The present invention relates to methods for treating subterranean formations. More particularly, in certain embodiments, the present invention relates to methods of using in subterranean applications treatment fluids that comprise a transient polymer network.
In today's downhole technology, a large portion of the wells have been completed at depths of greater than 15,000 ft, and as a result, most previously designed treatment fluids and additives that were designed for more shallow wells may not perform adequately at temperatures and at pressures commonly associated with wells of greater depths. Wells at depths exceeding 15,000 ft often involve higher temperatures and pressures, necessitating the need for fluids and additives that will perform at these depths. In addition to the high temperatures and pressures, wells completed at these depths often produce fluids like carbon dioxide (CO2) or hydrogen sulfide (H2S).
Polymeric agents, such as cationic polymers, high molecular weight polyacrylamide polymers, polysaccharides, synthetic polymers, and the like, have previously been added to treatment fluids to obtain the desired properties for a variety of subterranean treatments. Such treatments include, but are not limited to, drilling, stimulation treatments (e.g., fracturing treatments, acidizing treatments), and completion operations (e.g., sand control treatments like gravel packing). As used herein, the term “treatment,” or “treating,” refers to any subterranean operation that uses a fluid in conjunction with a desired function and/or for a desired purpose. The term “treatment,” or “treating,” does not imply any particular action by the fluid or any particular component thereof.
Traditional treatment fluids may be grouped into two classifications. Such classifications include oil-based treatment fluids and aqueous-based treatment fluids. In the past, oil-based treatment fluids are thought to have some superior performance characteristics over aqueous-based treatment fluids. However, aqueous-based treatment fluids may be more economical to use and less damaging to the formation and to the environment.
One reason that oil-based treatment fluids are thought to have desirable characteristics is that they are better at maintaining sufficient shale inhibition. Proper shale inhibition is important in preventing wellbore instability. Aqueous-based treatment fluids often give rise to insufficient shale inhibition when such fluids are used in water-sensitive formations. The resultant swelling of the clays may give rise to solid-laden treatment fluids that are pumped at decreased speeds leading to the poor performance of water-based treatment fluids. In addition, the clays can damage the equipment used in a subterranean operation and slow down the overall effectiveness of the operation. In extreme scenarios, the clays may seal off a portion of the formation leading to loss of production. Another problem associated with aqueous-based treatment fluids is their incompatibility with heavy brines.
An important consideration for assessing the utility of a treatment fluid for a given purpose may include the fluid's Theological parameters.
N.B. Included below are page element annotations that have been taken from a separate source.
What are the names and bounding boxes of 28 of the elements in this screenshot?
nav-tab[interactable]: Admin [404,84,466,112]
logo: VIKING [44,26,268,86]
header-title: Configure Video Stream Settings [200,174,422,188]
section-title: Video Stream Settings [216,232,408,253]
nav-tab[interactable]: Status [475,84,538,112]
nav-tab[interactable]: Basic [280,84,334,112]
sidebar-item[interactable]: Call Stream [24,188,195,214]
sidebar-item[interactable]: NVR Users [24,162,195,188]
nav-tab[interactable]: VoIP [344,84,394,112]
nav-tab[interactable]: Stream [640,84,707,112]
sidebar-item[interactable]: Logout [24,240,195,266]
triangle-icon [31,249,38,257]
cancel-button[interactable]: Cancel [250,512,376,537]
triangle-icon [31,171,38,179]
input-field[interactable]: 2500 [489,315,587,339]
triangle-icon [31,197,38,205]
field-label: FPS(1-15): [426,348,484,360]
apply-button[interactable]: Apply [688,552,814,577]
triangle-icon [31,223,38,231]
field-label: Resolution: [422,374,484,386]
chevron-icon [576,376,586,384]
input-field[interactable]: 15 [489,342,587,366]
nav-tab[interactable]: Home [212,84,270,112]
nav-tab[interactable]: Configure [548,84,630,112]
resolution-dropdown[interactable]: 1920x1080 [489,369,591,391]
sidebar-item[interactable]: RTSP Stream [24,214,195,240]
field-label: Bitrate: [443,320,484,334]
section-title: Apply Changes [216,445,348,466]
For use as a subterranean treatment fluid, a fluid generally should be capable of maintaining certain viscosities suitable for the desired operation. For example, a drilling fluid preferably has sufficiently viscosity to be capable of supporting and carrying the drill cuttings to the surface without being so viscous as to interfere with the drilling operation. Increased viscosity can result in problematic sticking of the drill string, and increased circulating pressures can contribute to lost circulation problems in the formation. Clays are commonly used as a way to maintain sufficient viscosity in such treatment fluids. These clays may typically require vigorous agitation in the fluid to reach a fully active state and provide an increase in viscosity. Time pressures may demand that fluids be prepared quickly for shipment to the drilling operation. As a result, inadequate shear and over-treatment may occur when using clays.
Aqueous treatment fluids which do not contain organophilic clays may offer many advantages if they can retains the performance of an oil-based treatment fluid while maintaining the many of the benefits of using an aqueous-based treatment fluid.